One Pitch is All it Takes
After throwing just one pitch to finish off the eighth inning of Wednesday’s game against the Royals, St. Louis reliever
Randy Choate became the benefactor of four Cardinal runs in the bottom of the inning and picked up the win, his first decision in 103 appearances. That was the third-longest such streak in major league history; Trever Miller is the holder of the longest mark overall, appearing in 121 straight games from 2007-08 without a decision.

Making Up For Lost Opportunities
In their first 51 games of the 2013 season, the Cubs failed to hit a home run with more than one man on base. That streak ended on Wednesday when
Dioner Navarro hit one of his three homers with two men on base—and the Cubs followed up with grand slams by pitcher Travis Wood and outfielder Scott Hairston on Thursday and Friday, respectively.

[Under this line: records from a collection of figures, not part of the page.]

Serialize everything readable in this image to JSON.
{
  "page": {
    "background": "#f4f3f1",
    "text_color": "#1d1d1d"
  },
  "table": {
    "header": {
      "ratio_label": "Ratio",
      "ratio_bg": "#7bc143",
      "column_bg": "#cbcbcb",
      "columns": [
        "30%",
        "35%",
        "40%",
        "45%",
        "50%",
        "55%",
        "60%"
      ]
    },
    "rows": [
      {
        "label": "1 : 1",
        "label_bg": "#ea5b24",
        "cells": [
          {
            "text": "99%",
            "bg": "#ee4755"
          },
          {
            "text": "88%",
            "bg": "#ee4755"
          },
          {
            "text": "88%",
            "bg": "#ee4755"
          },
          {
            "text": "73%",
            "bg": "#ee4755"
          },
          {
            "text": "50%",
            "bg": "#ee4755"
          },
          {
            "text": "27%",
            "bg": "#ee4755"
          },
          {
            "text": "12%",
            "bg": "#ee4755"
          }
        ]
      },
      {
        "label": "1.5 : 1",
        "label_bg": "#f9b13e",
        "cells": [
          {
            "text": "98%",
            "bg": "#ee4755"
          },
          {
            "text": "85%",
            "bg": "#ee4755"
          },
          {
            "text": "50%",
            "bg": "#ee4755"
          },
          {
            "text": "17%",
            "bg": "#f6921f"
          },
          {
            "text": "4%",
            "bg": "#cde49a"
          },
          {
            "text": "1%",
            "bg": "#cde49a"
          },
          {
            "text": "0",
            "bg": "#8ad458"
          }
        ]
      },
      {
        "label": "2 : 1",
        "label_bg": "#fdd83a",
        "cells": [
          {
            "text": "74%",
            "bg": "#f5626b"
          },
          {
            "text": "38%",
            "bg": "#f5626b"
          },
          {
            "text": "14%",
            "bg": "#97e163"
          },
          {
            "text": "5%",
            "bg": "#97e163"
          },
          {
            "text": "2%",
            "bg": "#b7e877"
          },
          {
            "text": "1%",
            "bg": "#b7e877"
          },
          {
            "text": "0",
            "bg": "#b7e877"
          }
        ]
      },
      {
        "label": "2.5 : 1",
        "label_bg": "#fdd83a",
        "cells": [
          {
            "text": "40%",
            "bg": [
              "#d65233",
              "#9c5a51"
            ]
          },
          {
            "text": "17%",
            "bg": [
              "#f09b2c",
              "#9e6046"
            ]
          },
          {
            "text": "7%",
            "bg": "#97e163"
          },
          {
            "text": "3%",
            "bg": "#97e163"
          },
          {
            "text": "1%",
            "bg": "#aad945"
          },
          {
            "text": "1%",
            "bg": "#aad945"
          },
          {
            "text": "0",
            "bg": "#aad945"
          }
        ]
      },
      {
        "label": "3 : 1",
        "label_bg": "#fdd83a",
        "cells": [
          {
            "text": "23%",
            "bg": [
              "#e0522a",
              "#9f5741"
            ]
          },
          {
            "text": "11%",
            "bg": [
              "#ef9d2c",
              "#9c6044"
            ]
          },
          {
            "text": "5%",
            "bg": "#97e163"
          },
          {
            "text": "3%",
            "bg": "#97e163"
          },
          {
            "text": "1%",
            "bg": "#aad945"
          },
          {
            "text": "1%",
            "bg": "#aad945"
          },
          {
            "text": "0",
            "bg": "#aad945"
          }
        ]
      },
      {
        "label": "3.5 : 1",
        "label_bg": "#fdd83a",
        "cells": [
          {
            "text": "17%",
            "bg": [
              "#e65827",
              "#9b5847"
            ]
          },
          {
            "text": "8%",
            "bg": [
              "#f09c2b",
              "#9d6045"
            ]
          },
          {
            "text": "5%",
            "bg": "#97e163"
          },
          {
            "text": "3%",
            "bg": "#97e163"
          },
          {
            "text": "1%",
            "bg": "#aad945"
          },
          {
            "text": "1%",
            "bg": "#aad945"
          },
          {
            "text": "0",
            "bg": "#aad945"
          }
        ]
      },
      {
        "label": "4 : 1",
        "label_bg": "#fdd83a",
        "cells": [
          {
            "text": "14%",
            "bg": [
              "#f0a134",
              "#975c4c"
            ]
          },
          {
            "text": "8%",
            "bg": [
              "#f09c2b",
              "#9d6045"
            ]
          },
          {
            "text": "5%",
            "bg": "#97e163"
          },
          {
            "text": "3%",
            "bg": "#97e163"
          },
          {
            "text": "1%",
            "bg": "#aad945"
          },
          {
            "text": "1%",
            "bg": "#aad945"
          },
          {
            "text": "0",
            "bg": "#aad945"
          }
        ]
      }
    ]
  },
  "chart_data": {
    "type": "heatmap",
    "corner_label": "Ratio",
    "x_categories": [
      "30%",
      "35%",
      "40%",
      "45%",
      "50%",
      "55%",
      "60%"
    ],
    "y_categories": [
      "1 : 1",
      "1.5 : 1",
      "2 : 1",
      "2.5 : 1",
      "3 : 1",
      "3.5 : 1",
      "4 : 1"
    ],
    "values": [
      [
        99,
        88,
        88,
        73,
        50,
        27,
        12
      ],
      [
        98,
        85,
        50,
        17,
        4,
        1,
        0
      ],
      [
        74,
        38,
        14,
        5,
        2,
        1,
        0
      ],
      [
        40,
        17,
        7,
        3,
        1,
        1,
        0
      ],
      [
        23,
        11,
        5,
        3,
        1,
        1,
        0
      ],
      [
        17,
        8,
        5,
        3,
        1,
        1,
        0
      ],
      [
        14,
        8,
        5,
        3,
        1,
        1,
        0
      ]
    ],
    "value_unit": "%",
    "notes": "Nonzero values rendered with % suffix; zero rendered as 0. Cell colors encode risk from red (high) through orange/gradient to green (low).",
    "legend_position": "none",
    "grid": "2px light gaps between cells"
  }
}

The Point is, They Didn’t Score
Twice this year, a team has shut out an opponent while allowing ten or more hits. In both cases, the team throwing the shutout was the Cincinnati Reds—and in both cases, the starting pitcher was
Mike Leake. It happened on May 15 against Miami when Leake and the Reds blanked the Marlins on 11 hits; it happened again this past Saturday when they allowed ten hits but no runs at Pittsburgh. In both games, Leake did not go the distance.

What’s Wrong With This Picture? (Answer)
Jarrod Saltalamacchia came to bat this past week and did the unwise thing of wearing a batting helmet…with the earflap not facing the pitcher. We’re assuming he didn’t take a headshot, for otherwise the news would be that he’s dead.

This Week’s Challenger to Joe DiMaggio
It hasn’t been the best of campaigns thus far for St. Louis third baseman
David Freese, but he’ll be happy to take the majors’ longest active hitting streak with him into the new week. Freese’s 12-game run has included all three homers he’s hit so far this year and raised his batting average from the Mendoza Line to a more tolerable .256 mark.

Wounded of the Week
wounded of the weekWith a bum hamstring that he’s never seemed to recover from since injuring it late last year, it seemed just a matter of when and not if Matt Kemp would return to the disabled list to once and for all get rid of the pain. The Dodger star outfielder finally hit the shelf this past week after just two home runs and a .251 average in 51 appearances this season.

Washington prodigy Bryce Harper also succumbed to the inevitable and went on the DL with knee issues that have bedeviled him since running into the Dodger Stadium wall at full speed a few weeks back. Fellow National star Stephen Strasburg was rumored to be following Harper to the Ouch Couch, but a MRI revealed little damage to his oblique, and the star pitcher will miss no more than a turn in the rotation.

Rounding out the Medical Watch this past week is Arizona pitcher Brandon McCarthy (shoulder) and oft-injured third baseman Eric Chavez (knee); Toronto pitcher Brandon Morrow (arm) and third baseman Brett Lawrie (ankle); calf injuries to Minnesota third baseman Trevor Plouffe and San Diego closer Huston Street; Colorado closer Rafael Betancourt (groin), New York Mets shortstop Ruben Tejada (quad) and Chicago reliever Kyuji Fujikawa, out for the season after undergoing elbow surgery.